When did you KNOW that your dog was “the one?”
The first time I saw Jasper, it was here…
He was in impound with his sister, waiting to be examined by one of our vet techs before being fostered or put up for adoption. I fell in love with his handsome little face right then (I also fell in love with his sister). I practically begged to foster them…just for a little while. But I should have known then, he wouldn’t be leaving. He was home the moment he walked through my door.
The first time I saw Daisy, she was cowering in a kennel much like the one Jasper was in. She was terrified as hell and my heart broke when I saw how she cowered and flinched when people came near her. I knew then that I would foster her. I couldn’t stop thinking about her. I worried someone inexperienced would adopt her and place her in a situation where she could be further damaged.

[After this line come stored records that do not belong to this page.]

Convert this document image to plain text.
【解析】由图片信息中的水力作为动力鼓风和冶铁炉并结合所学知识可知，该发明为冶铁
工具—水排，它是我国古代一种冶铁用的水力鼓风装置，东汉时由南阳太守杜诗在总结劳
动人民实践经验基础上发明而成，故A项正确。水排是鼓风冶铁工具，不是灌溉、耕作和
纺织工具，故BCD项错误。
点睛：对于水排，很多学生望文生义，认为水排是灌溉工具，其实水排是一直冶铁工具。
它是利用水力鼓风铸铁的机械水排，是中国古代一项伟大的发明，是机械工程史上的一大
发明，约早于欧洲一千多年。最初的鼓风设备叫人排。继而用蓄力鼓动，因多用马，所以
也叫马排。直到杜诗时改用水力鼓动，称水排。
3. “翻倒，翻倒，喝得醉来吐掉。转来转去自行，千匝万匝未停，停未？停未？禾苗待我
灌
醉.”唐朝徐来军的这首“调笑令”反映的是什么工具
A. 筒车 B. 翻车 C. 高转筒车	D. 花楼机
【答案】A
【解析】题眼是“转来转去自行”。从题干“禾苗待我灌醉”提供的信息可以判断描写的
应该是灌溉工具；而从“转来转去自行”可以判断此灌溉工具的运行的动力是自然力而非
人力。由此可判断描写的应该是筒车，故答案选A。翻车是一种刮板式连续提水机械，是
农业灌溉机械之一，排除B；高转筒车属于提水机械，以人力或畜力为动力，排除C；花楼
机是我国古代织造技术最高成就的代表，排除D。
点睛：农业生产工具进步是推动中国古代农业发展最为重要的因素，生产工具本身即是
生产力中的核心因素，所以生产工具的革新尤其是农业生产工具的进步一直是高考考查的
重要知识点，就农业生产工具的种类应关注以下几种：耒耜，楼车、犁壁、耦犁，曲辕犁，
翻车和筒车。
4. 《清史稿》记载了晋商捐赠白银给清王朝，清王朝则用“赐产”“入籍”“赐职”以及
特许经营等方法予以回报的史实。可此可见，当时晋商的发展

But it wasn’t until two weeks later, when I picked her up after being spayed, that I knew that she was mine. Her vulnerability drew me in and captured my heart. She needed me. She needed someone who understood her. There was no way I would give her up to someone who didn’t understand her needs for space, time and patience. She was home.
Cupcake was different. She had already been living in a foster home and was more than likely going to be adopted soon. Besides, I had already had a talk with myself about how I would not be falling in love with her. Two dogs was more than enough thank you. I couldn’t possibly take on another. I was sure she would be moving on to her forever home soon and then I would foster yet another dog in need of help.
But then, one fateful night, she went missing, and I was distraught. I was a complete wreck. I imagined all sorts of awful things happening to her. I worried she would be killed by a coyote or would starve to death or be hit by a car. It wasn’t until she was found and finally started to recognize me again that I started to have an inkling that she would be staying. At that very moment when she recognized me and sighed and leaned into me, I knew. There was no way Cupcake would be leaving my home to go to another. She already was home. She had been all along. I think she knew before I did.
I suspect that most everyone has had that moment, the one where you just KNOW that this dog is “the one.” With each of my dogs it was different. Jasper was love at first sight (he had me at “Hello”). With Daisy it was much more gradual. It started as a strong sense of responsibility towards a dog in need and slowly grew into something much, much more. With Cupcake, it took a traumatic event to make me realize how much I loved her. Like I said, I think she knew she was home before I did.
So what was your moment? When did you KNOW that your dog was “the one?” Was it love at first sight? Or, did it take time to bond? I would love to hear your story.